Loss of Wagner impacts 'pen immediately

ATLANTA -- Craig Kimbrel has offered evidence he could be a capable closer in the absence of Billy Wagner. But the rookie right-hander obviously hasn't given Braves manager Bobby Cox enough confidence to believe he's quite capable of filling the role on a full-time basis, at least not yet.

With Wagner unavailable because of the left oblique injury he suffered on Friday night in Game 2, Cox gave Kimbrel a chance to preserve the one-run ninth-inning lead the Braves held in Game 3 of the National League Division Series on Sunday night at Turner Field.

But with runners at first and second and two outs, Cox removed Kimbrel in favor of fellow rookie reliever Mike Dunn, who lost his lefty-lefty matchup against Aubrey Huff. After Huff delivered a game-tying single, Buster Posey delivered a decisive grounder through Brooks Conrad's legs and allowed the Giants to take command of the best-of-five series with a 3-2 win.

"We had this one won," Cox said. "We gave up a walk, a base hit and a base hit.

"You know, we're not the best team in baseball. But we can win games and we can compete against anybody. But we can't afford to make mistakes."

Conrad's third error of the night only magnified the fact that the Braves looked lost in their first game without Wagner. Kimbrel retired two of the first three batters he faced before allowing a one-out single to Freddy Sanchez.

After Huff singled off Dunn and Peter Moylan induced the potential inning-ending grounder off Posey's bat, Kyle Farnsworth ended the ninth-inning madness by striking out Nate Schierholtz.

"We shouldn't have been in that situation," Kimbrel said. "I should have gotten them out before then."

Kimbrel and Dunn spent most of this season with Triple-A Gwinnett. But with Wagner and valuable left-handed reliever Eric O'Flaherty injured, the two rookies were asked to complete an inning that left the Braves with absolutely no room for error.

Down 2-1 in this best-of-five NLDS, they can only hope that the following days they spend without Wagner prove to be more gratifying than this first one was.

"We have an attitude that that's what we need to do," Moylan said. "We have no other choice but to do that. You can't just say, 'Oh Wags is down, let's just quit.' We've got arms down there that can get the job done, and we'll see it these next couple of days."
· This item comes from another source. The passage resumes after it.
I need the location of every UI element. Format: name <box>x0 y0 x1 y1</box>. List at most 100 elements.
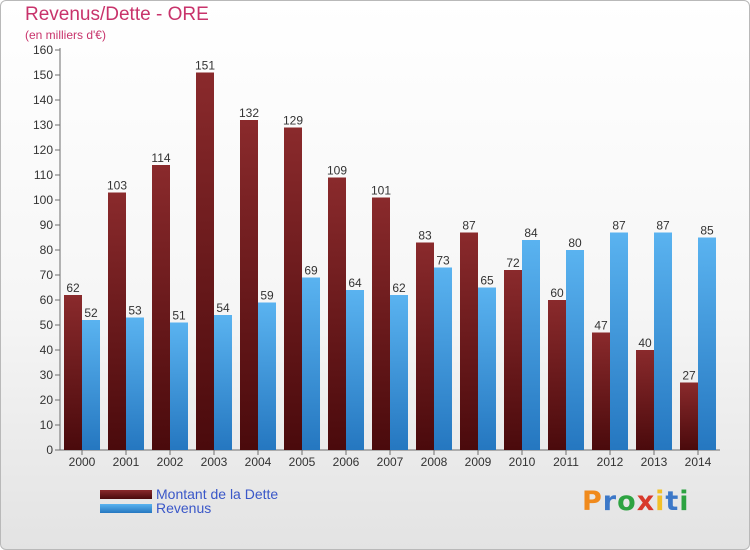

When Wagner suffered his injury, Cox said that he would essentially use a closer-by-committee approach that would utilize Kimbrel, Moylan, Dunn, Farnsworth and Jonny Venters based on the situation.
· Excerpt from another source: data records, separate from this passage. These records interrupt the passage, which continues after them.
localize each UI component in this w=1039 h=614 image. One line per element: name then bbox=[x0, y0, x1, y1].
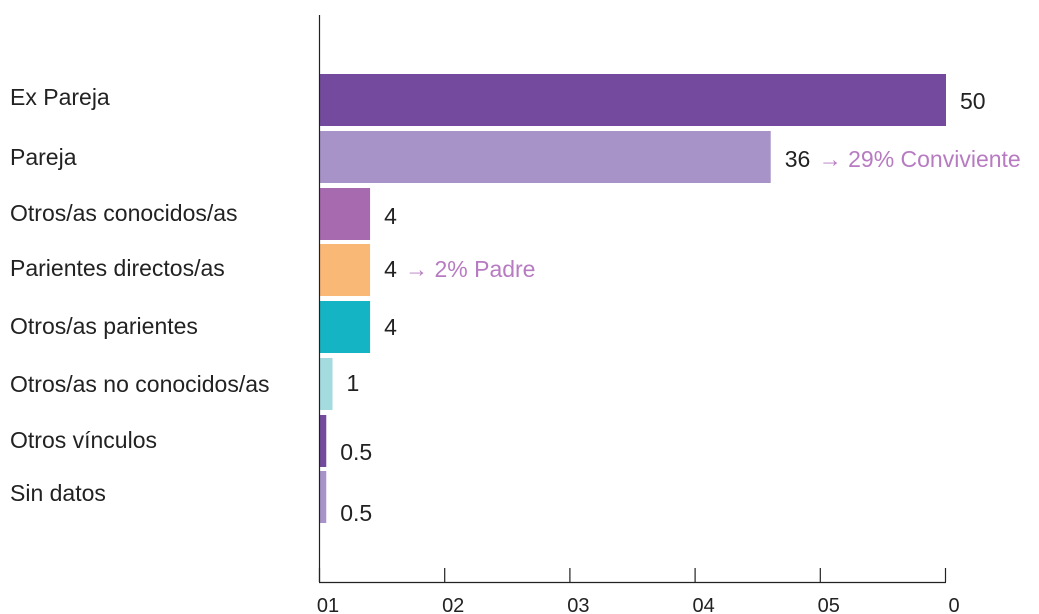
value-label: 0.5 bbox=[340, 439, 372, 465]
category-label: Otros/as conocidos/as bbox=[10, 200, 238, 226]
annotation-label: → 29% Conviviente bbox=[819, 146, 1021, 172]
x-tick-label: 05 bbox=[818, 595, 840, 614]
x-tick-label: 01 bbox=[317, 595, 339, 614]
bar bbox=[320, 301, 371, 353]
x-tick-label: 02 bbox=[442, 595, 464, 614]
value-label: 4 bbox=[384, 203, 397, 229]
bar bbox=[320, 415, 327, 467]
category-label: Otros/as no conocidos/as bbox=[10, 371, 270, 397]
annotation-label: → 2% Padre bbox=[405, 256, 535, 282]
bar bbox=[320, 74, 946, 126]
value-label: 50 bbox=[960, 88, 986, 114]
bar bbox=[320, 188, 371, 240]
value-label: 4 bbox=[384, 256, 397, 282]
bar bbox=[320, 244, 371, 296]
bars-layer bbox=[320, 74, 946, 523]
bar bbox=[320, 471, 327, 523]
axis-layer: 01 02 03 04 05 0 bbox=[317, 15, 960, 614]
labels-layer: Ex Pareja 50 Pareja 36 → 29% Conviviente Otro… bbox=[10, 84, 1021, 526]
value-label: 1 bbox=[347, 370, 360, 396]
category-label: Sin datos bbox=[10, 480, 106, 506]
x-tick-label: 03 bbox=[567, 595, 589, 614]
category-label: Otros vínculos bbox=[10, 427, 157, 453]
category-label: Pareja bbox=[10, 144, 77, 170]
bar bbox=[320, 358, 333, 410]
x-tick-label: 04 bbox=[692, 595, 714, 614]
value-label: 0.5 bbox=[340, 500, 372, 526]
value-label: 36 bbox=[785, 146, 811, 172]
category-label: Otros/as parientes bbox=[10, 313, 198, 339]
bar bbox=[320, 131, 771, 183]
x-tick-label: 0 bbox=[948, 595, 959, 614]
category-label: Parientes directos/as bbox=[10, 255, 225, 281]
category-label: Ex Pareja bbox=[10, 84, 110, 110]
value-label: 4 bbox=[384, 314, 397, 340]
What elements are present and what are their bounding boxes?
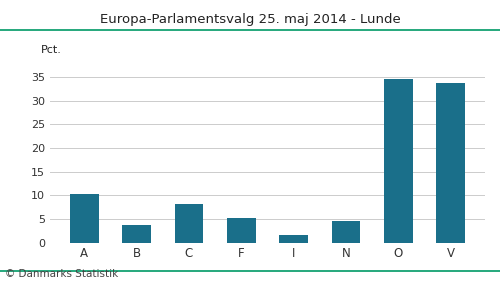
Bar	[280, 235, 308, 243]
Bar	[122, 224, 151, 243]
Bar	[174, 204, 204, 243]
Text: Europa-Parlamentsvalg 25. maj 2014 - Lunde: Europa-Parlamentsvalg 25. maj 2014 - Lun…	[100, 13, 401, 26]
Text: Pct.: Pct.	[42, 45, 62, 56]
Bar	[70, 194, 98, 243]
Bar	[384, 80, 413, 243]
Bar	[227, 219, 256, 243]
Bar	[332, 221, 360, 243]
Text: © Danmarks Statistik: © Danmarks Statistik	[5, 269, 118, 279]
Bar	[436, 83, 465, 243]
Kimbrel seemed to be the best candidate, especially after he kept Game 2 tied with two scoreless innings in front of the raucous San Francisco crowd Friday night. The 22-year-old flamethrower entered Sunday having recorded 28 strikeouts in the 14 scoreless innings he had worked dating back to Sept. 9.
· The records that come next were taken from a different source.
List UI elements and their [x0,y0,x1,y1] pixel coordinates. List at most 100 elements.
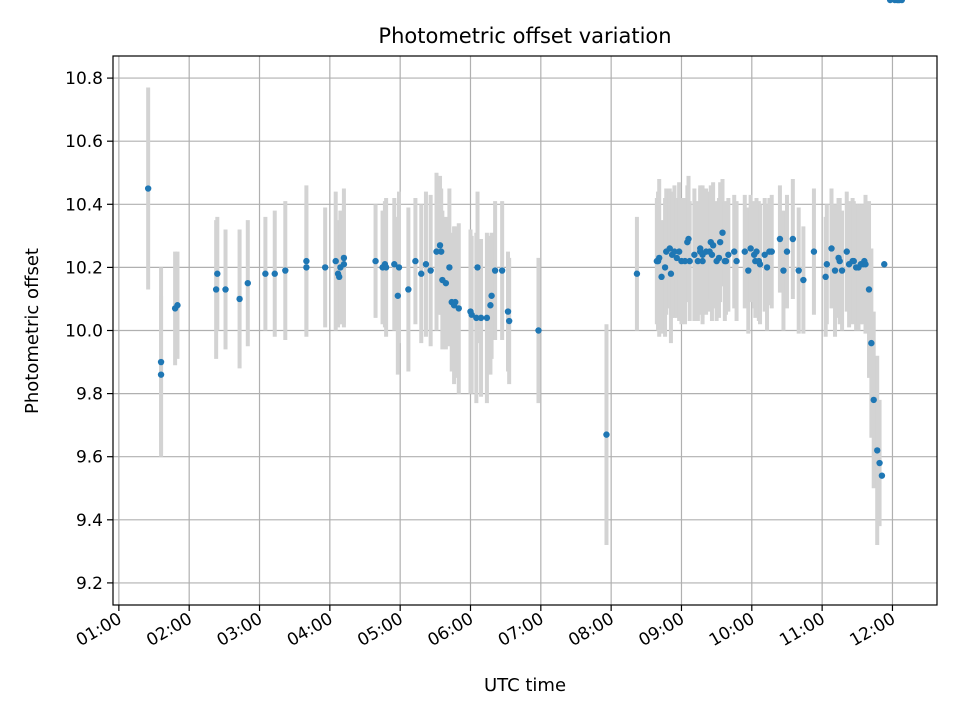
y-tick-label: 10.2 [65,258,103,278]
data-point [838,267,846,274]
data-point [433,248,440,255]
data-point [498,267,506,274]
data-point [725,251,732,258]
data-point [491,267,499,274]
data-point [332,257,339,265]
y-tick-label: 10.6 [65,132,103,152]
data-point [474,264,481,271]
data-point [656,254,663,262]
data-point [780,267,787,274]
data-point [157,358,165,366]
data-point [667,270,675,277]
data-point [756,261,764,268]
data-point [340,254,348,262]
data-point [878,472,886,479]
data-point [828,245,835,252]
data-point [763,264,771,271]
chart-title: Photometric offset variation [378,24,671,48]
data-point [843,248,850,255]
data-point [214,270,221,277]
data-point [716,238,724,246]
data-point [874,447,881,454]
data-point [733,257,740,265]
data-point [244,279,251,287]
data-point [144,185,152,192]
data-point [427,267,434,274]
data-point [236,295,243,303]
data-point [436,242,444,249]
data-point [468,311,475,318]
data-point [686,257,693,265]
data-point [157,371,165,378]
data-point [795,267,802,274]
data-points [144,0,906,479]
data-point [505,317,513,325]
data-point [789,235,797,243]
data-point [633,270,641,277]
data-point [783,248,791,255]
data-point [865,286,873,293]
data-point [691,251,698,258]
data-point [800,276,807,284]
data-point [870,396,877,404]
data-point [452,298,459,306]
data-point [822,273,829,281]
y-tick-label: 9.8 [76,385,103,405]
data-point [340,261,348,268]
data-point [673,254,680,262]
data-point [722,257,730,265]
data-point [282,267,289,274]
data-point [222,286,229,293]
data-point [321,264,329,271]
data-point [697,245,704,252]
data-point [761,251,768,258]
data-point [336,273,343,281]
data-point [391,261,398,268]
y-tick-label: 10.8 [65,69,103,89]
data-point [699,257,706,265]
data-point [437,248,445,255]
data-point [418,270,425,277]
data-point [372,257,379,265]
data-point [741,248,748,255]
data-point [422,261,430,268]
y-tick-label: 10.0 [65,322,103,342]
data-point [488,292,495,299]
data-point [382,264,390,271]
data-point [661,264,669,271]
y-tick-label: 9.4 [76,511,103,531]
data-point [810,248,818,255]
data-point [898,0,906,4]
data-point [603,431,610,438]
data-point [768,248,775,255]
data-point [823,261,831,268]
data-point [666,245,673,252]
data-point [395,264,403,271]
data-point [709,242,717,249]
data-point [876,459,883,467]
data-point [442,279,450,287]
data-point [412,257,419,265]
data-point [658,273,665,281]
y-axis: 9.2 9.4 9.6 9.8 10.0 10.2 10.4 10.6 10.8 [65,69,113,594]
data-point [455,305,462,312]
data-point [694,257,702,265]
data-point [708,251,716,258]
x-axis-label: UTC time [484,675,566,696]
data-point [405,286,412,293]
data-point [776,235,784,243]
data-point [747,245,754,252]
data-point [862,261,869,268]
data-point [675,248,683,255]
data-point [477,314,485,322]
data-point [671,248,678,255]
data-point [868,339,875,347]
data-point [174,302,181,309]
data-point [303,264,310,271]
data-point [745,267,752,274]
data-point [535,327,542,334]
data-point [753,248,760,255]
data-point [836,257,843,265]
data-point [685,235,692,243]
"Our bullpen has been good all year," said Tim Hudson after allowing just an unearned run in seven innings. "It's something that once you get the lead late, you just have to hit the easy button and take it to the locker room. That just wasn't the case today."

Mark Bowman is a reporter for MLB.com. This story was not subject to the approval of Major League Baseball or its clubs.